La Balsa de Boccadoro entre naturaleza e historia en Trani

La Balsa de Boccadoro es un lugar único entre naturaleza e historia en Trani.

La Balsa de Boccadoro entre naturaleza e historia en Trani

Después de detenerme unos minutos en la Vasca di Boccadoro, noté otra señal. No estaba lejos, ni era un desvío real: indicaba la playa de Ariscianne.

No son dos lugares separados. Vasca y Ariscianne son parte de la misma costa. Es un solo ambiente que cambia gradualmente mientras caminas. Sales de la vasca, sigues la costa, y en pocos minutos llegas.

La distancia es mínima, menos de un kilómetro. Después de los cañaverales y el agua tranquila de la vasca, el paisaje se abre. La vegetación sigue, pero es más baja, dejando espacio al mar. No hay establecimientos, ni servicios organizados: es una playa libre, con un aspecto aún irregular.

Es un lugar diferente a los más conocidos de la costa pugliese.

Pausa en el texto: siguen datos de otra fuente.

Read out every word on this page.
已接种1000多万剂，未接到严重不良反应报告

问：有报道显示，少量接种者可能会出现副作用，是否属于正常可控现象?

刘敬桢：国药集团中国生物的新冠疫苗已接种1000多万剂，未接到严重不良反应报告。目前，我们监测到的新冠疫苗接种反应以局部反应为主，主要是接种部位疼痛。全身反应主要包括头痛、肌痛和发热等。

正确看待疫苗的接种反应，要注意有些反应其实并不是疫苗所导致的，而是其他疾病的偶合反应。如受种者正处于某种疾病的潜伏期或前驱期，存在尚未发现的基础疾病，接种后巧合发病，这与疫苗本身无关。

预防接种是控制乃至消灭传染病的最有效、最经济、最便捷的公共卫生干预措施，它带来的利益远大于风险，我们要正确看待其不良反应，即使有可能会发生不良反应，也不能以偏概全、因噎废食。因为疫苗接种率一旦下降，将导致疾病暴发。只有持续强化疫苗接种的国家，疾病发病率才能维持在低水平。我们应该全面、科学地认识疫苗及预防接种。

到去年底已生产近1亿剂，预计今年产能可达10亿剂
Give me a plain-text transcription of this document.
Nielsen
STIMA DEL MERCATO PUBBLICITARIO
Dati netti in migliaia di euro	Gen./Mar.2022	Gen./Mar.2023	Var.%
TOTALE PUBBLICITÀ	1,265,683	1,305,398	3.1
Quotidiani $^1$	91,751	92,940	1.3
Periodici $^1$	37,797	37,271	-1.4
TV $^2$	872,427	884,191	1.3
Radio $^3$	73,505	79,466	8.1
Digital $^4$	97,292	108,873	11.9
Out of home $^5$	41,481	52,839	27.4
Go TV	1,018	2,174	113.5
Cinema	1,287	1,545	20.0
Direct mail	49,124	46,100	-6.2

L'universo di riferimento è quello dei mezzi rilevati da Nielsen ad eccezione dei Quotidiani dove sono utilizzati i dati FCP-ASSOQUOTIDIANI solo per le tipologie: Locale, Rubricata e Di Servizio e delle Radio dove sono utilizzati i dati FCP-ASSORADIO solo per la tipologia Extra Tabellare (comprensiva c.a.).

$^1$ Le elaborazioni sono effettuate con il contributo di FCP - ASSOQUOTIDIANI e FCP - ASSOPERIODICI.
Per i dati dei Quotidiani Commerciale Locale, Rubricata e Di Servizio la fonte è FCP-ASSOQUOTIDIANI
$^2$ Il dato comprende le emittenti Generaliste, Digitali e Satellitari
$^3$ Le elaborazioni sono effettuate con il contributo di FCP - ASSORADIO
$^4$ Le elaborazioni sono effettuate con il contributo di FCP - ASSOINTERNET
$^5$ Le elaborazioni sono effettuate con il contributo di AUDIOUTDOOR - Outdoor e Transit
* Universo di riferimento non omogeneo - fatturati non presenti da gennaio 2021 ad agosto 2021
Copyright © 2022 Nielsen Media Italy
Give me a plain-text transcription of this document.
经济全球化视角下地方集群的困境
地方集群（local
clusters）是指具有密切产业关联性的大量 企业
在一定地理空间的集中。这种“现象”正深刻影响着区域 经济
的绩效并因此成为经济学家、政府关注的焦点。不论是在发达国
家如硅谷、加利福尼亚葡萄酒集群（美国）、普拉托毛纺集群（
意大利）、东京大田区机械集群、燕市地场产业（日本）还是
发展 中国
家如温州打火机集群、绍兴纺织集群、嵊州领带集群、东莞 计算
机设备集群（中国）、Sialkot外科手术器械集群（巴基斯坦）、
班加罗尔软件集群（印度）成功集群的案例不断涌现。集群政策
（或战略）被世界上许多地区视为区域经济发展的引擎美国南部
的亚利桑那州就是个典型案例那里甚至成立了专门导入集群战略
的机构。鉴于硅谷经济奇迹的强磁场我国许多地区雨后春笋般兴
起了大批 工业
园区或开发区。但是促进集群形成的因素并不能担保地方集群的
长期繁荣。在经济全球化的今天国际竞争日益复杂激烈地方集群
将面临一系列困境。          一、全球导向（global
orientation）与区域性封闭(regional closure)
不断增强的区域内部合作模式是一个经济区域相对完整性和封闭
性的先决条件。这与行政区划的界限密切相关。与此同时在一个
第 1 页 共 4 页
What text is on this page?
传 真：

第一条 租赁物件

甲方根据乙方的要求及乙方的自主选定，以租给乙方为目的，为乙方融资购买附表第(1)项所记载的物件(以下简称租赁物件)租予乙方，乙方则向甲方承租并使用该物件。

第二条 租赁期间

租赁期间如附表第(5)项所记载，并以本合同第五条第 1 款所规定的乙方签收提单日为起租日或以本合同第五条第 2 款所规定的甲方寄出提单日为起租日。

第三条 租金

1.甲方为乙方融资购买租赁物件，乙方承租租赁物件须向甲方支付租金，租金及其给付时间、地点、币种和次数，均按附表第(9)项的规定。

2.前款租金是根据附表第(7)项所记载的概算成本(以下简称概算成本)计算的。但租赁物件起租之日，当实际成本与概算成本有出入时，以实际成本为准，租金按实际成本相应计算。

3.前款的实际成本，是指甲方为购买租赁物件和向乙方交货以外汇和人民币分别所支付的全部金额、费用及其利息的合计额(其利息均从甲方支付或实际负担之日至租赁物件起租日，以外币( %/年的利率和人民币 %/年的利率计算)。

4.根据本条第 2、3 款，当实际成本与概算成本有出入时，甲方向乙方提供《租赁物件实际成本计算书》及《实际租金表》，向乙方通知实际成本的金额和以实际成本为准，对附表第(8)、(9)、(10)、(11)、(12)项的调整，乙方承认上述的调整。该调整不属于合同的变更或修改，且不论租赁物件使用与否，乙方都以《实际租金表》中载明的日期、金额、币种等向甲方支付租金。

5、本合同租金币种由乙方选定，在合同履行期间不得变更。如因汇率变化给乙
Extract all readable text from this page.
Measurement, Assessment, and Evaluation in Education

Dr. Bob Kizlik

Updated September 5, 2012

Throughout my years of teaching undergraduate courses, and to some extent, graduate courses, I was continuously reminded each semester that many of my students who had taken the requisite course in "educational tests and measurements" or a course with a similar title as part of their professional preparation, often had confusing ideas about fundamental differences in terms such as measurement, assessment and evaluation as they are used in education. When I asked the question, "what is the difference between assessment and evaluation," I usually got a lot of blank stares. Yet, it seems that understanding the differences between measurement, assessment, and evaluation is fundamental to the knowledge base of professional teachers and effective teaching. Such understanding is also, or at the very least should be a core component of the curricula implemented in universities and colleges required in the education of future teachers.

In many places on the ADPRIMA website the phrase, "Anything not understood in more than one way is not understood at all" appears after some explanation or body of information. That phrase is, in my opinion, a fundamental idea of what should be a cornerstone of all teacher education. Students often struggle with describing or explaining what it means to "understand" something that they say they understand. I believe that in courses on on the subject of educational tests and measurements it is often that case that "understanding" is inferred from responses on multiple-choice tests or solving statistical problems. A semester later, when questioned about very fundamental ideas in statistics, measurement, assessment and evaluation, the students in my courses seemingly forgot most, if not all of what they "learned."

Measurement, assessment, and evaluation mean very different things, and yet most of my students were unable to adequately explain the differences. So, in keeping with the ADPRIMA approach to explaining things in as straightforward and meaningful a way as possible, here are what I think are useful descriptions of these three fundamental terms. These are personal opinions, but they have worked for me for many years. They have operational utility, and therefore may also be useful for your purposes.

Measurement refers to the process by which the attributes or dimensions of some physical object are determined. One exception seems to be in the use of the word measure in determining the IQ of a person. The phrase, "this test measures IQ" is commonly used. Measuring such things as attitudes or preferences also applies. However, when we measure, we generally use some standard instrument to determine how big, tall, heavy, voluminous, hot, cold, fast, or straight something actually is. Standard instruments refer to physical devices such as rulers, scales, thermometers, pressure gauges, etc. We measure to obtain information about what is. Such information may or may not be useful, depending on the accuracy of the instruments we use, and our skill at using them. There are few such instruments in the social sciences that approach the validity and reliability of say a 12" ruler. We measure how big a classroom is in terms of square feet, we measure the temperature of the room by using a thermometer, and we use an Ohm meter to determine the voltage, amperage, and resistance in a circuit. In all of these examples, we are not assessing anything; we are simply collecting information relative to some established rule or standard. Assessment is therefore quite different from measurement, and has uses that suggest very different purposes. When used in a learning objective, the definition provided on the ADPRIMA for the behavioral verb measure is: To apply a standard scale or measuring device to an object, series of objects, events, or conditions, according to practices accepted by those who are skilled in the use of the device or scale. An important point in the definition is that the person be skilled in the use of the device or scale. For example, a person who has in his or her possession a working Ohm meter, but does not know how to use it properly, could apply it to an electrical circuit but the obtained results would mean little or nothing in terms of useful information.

Aquí no encuentras playas equipadas o paseos bien cuidados. Hay tramos de arena, otros más pedregosos, y un mar que cambia de color con la luz. En algunos puntos el acceso es visible, en otros debes buscar el paso entre la vegetación.

Llegando en bicicleta, el contraste es evidente. Poco antes estás en una ciclovía lineal, con el mar siempre al lado. Luego el camino se vuelve de tierra, y se estrecha.

Estar allí es realmente relajante. Más que para nadar, parece un lugar para detenerse y tomar el sol. Puedes caminar en el agua por decenas de metros y sigue siendo baja. La arena está llena de conchas, que crujen bajo los pies al entrar al mar. El chapoteo, las gaviotas, el silencio: más que mirar, te invita a escuchar y vislumbrar.

En general, Apulia se ha vuelto un destino bastante caro en los últimos años, especialmente a lo largo de la costa. Por eso, playas libres como esta, sin instalaciones ni costos, son cada vez más apreciadas. Incluso solo para detenerse unas horas sin planificar mucho.

Yo llegué en bicicleta, y fue la forma más coherente con el recorrido desde la piscina. Dicho esto, la solución más cómoda sigue siendo el coche. Desde Trani, son unos 10-15 minutos siguiendo la carretera costera hacia el norte (dirección Barletta, SP2/ex SS16).

La zona de Ariscianne no tiene paradas directas, y el último tramo se vuelve menos práctico. Por eso, en la mayoría de los casos, el coche sigue siendo la opción recomendada.

Por la tarde subí de nuevo a la bici y hice el camino al revés. Unas horas después, bien bronceado y aún con el sonido del mar en la cabeza, ya estaba en el centro de Trani para el festival de tango. Difícil imaginar un contraste más marcado: el silencio de Ariscianne por un lado, la música y el movimiento de la noche por el otro.